Oncologistas e imunoalergologistas estabelecem parceria para dar resposta a reações de alergia a fármacos antineoplásicos

As reações de alergia a fármacos antineoplásicos, embora imprevisíveis, têm vindo a aumentar em incidência devido à introdução de novas opções terapêuticas, ao aumento da sobrevivência dos doentes e à maior prevalência de comorbilidades associadas.  As reações alérgicas incluem manifestações cutâneas ligeiras e quadros sistémicos graves, potencialmente fatais, como a anafilaxia.

Com o objetivo de reforçar a segurança dos doentes e assegurar a continuidade dos tratamentos oncológicos, a Sociedade Portuguesa de Oncologia (SPO) e a Sociedade Portuguesa de Alergologia e Imunologia Clínica (SPAIC) estabeleceram uma parceria para promover a formação contínua e a estreita articulação entre oncologistas e imunoalergologistas.

“Nenhum doente deve deixar de receber o tratamento por uma reação de hipersensibilidade quando existem estratégias que permitem continuar a terapêutica em segurança. É por isso que esta parceria com a SPAIC é tão relevante: reforça a colaboração entre especialidades, promove a implementação de protocolos comuns e contribui para que mais doentes tenham acesso aos tratamentos mais eficazes com elevados padrões de segurança”, declara o presidente da SPO, Nuno Bonito.

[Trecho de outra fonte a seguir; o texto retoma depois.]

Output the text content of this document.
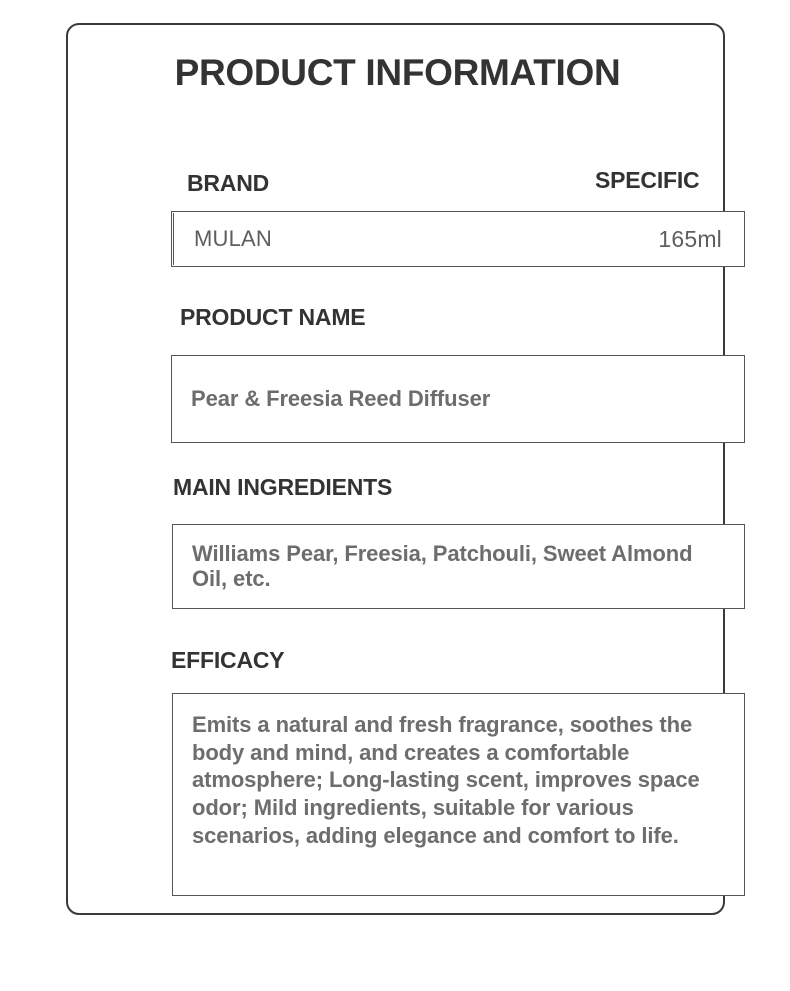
PRODUCT INFORMATION
BRAND	SPECIFIC
MULAN	165ml
PRODUCT NAME
Pear & Freesia Reed Diffuser
MAIN INGREDIENTS
Williams Pear, Freesia, Patchouli, Sweet Almond Oil, etc.
EFFICACY
Emits a natural and fresh fragrance, soothes the body and mind, and creates a comfortable atmosphere; Long-lasting scent, improves space odor; Mild ingredients, suitable for various scenarios, adding elegance and comfort to life.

Para o presidente da SPAIC, Pedro Carreiro Martins, “a dessensibilização a fármacos antineoplásicos é hoje um procedimento bem estabelecido, que permite que doentes com reações de hipersensibilidade voltem a receber o tratamento de que realmente precisam, em vez de recorrerem a alternativas menos eficazes”.

Como acrescenta: “Esta colaboração com a SPO contribuirá para que estes doentes sejam identificados e referenciados atempadamente à Imunoalergologia, o que fará toda a diferença no seu percurso terapêutico.”

Esta parceria visa fomentar uma abordagem multidisciplinar estruturada das reações de hipersensibilidade a fármacos antineoplásicos, promovendo circuitos de referenciação, discussão clínica conjunta e partilha de boas práticas entre equipas de Oncologia e Imunoalergologia.

Nessa linha, a SPO e a SPAIC irão promover um workshop dedicado à abordagem das reações de hipersensibilidade em Oncologia, incluindo os fundamentos dos procedimentos de dessensibilização medicamentosa, uma técnica que permite induzir uma tolerância temporária ao fármaco responsável pela reação de hipersensibilidade. “Esta abordagem permite que doentes que sofreram reações mantenham os seus tratamentos em segurança, evitando a substituição por fármacos menos adequados e assegurando a continuidade da terapêutica sempre que clinicamente possível.”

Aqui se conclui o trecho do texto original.